La lettura del Fainensciol Taimsss rientrava tra le abitudini mattutine e poco importava che le principali notizie del giorno arrivassero con una settimana di ritardo. Sì, perché in paese il giro dell’autorevole quotidiano londinese seguiva una precisa gerarchia: dal capoluogo provinciale giungeva un paio di giorni dopo la data d’uscita e l’edicolante, su precise disposizioni dei notabili locali, provvedeva innanzi tutto a inoltrarlo in Municipio, a disposizione di Sindaco, Assessori e Consiglieri comunali. Un passaggio del tutto inutile e già a mezzogiorno veniva ritirato dal tirapiedi del notaio il quale, a pranzo, lo commentava con la moglie e la figlia. Quest’ultima, fidanzata ufficialmente con il farmacista, con la scusa del mal di testa, barattava un’aspirina con la preziosa pubblicazione che, tra odori di canfora e mentolo, veniva carpita dal magazziniere il cui primogenito studiava la lingua inglese con profitti indecorosi, perché più allettato dalle bestemmie dei giocatori di tressette che dalla lingua di Shakespeare. All’osteria il prestigioso giornale trovava finalmente il dovuto riguardo, perché gli avventori lo sfogliavano con delicatezza e attenzione, come sempre accade quando i bifolchi hanno tra le mani qualcosa di cui non capiscono bene che cazzo sia.

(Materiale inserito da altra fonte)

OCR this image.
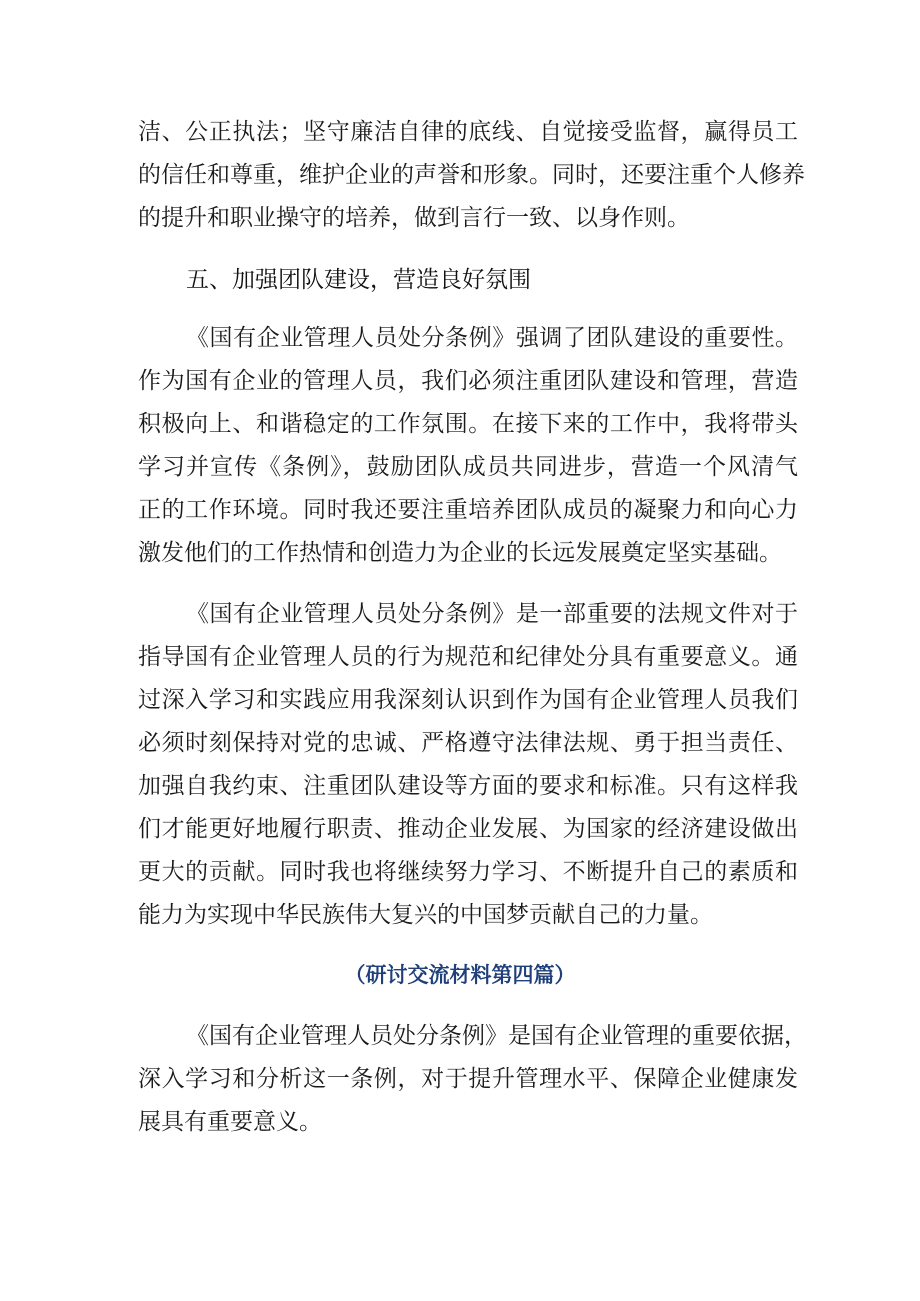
洁、公正执法；坚守廉洁自律的底线、自觉接受监督，赢得员工
的信任和尊重，维护企业的声誉和形象。同时，还要注重个人修养
的提升和职业操守的培养，做到言行一致、以身作则。
五、加强团队建设，营造良好氛围
《国有企业管理人员处分条例》强调了团队建设的重要性。
作为国有企业的管理人员，我们必须注重团队建设和管理，营造
积极向上、和谐稳定的工作氛围。在接下来的工作中，我将带头
学习并宣传《条例》，鼓励团队成员共同进步，营造一个风清气
正的工作环境。同时我还要注重培养团队成员的凝聚力和向心力
激发他们的工作热情和创造力为企业的长远发展奠定坚实基础。
《国有企业管理人员处分条例》是一部重要的法规文件对于
指导国有企业管理人员的行为规范和纪律处分具有重要意义。通
过深入学习和实践应用我深刻认识到作为国有企业管理人员我们
必须时刻保持对党的忠诚、严格遵守法律法规、勇于担当责任、
加强自我约束、注重团队建设等方面的要求和标准。只有这样我
们才能更好地履行职责、推动企业发展、为国家的经济建设做出
更大的贡献。同时我也将继续努力学习、不断提升自己的素质和
能力为实现中华民族伟大复兴的中国梦贡献自己的力量。
（研讨交流材料第四篇）
《国有企业管理人员处分条例》是国有企业管理的重要依据，
深入学习和分析这一条例，对于提升管理水平、保障企业健康发
展具有重要意义。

E finalmente arrivava Oliviero detto Cimênt (tratto dall’italiano “cimento” oppure “rischio” o anche “pericolo”) per il primo bianchino della giornata. Spostava di lato l’aletta del cappellino da ciclista, perché sì, lui era il solo a sapere dove andare a mettere le mani in tutto quel casino. Sporgeva la lingua e ben bene ci passava sopra il dito indice e vai con lo sfoglio fino alla tal precisa pagina, la cui numerazione non sempre era quella della giorno prima. Ma poco importa, perché quando la lingua si seccava, e succedeva quasi subito, il rude ditone veniva inumidito nel bicchiere di vino. A chi magari gli chiedeva lumi circa un titolo messo in particolare evidenza su una pagina piuttosto che sull’altra, invariabilmente rispondeva di non darsi cruccio, “ché intanto sono le solite cazzate degli inglesi e a noi di quelle teste dure non ce ne frega un bel niente.”
“Dunque!”
Nella bottega del vino, delle carte e della blasfemia più sfrenata calava il silenzio, perché infine si era arrivati al momento topico.
La pagina in questione era quella dei listini di Borsa, otto colonne di nomi incomprensibili e microscopici, che Cimênt faceva passare meticolosamente uno per uno con l’indice avvinazzato.
“Ecco qua! I Buoni fruttiferi postali vanno su!”
E mentre gli astanti, euforici per la lieta notizia, brindavano con l’ennesimo bianchino, l’oste ripiegava il Fainensciol Taimsss in ottavi e con un coltellaccio da cucina lo riduceva a quadrati buoni per il luogo di decenza.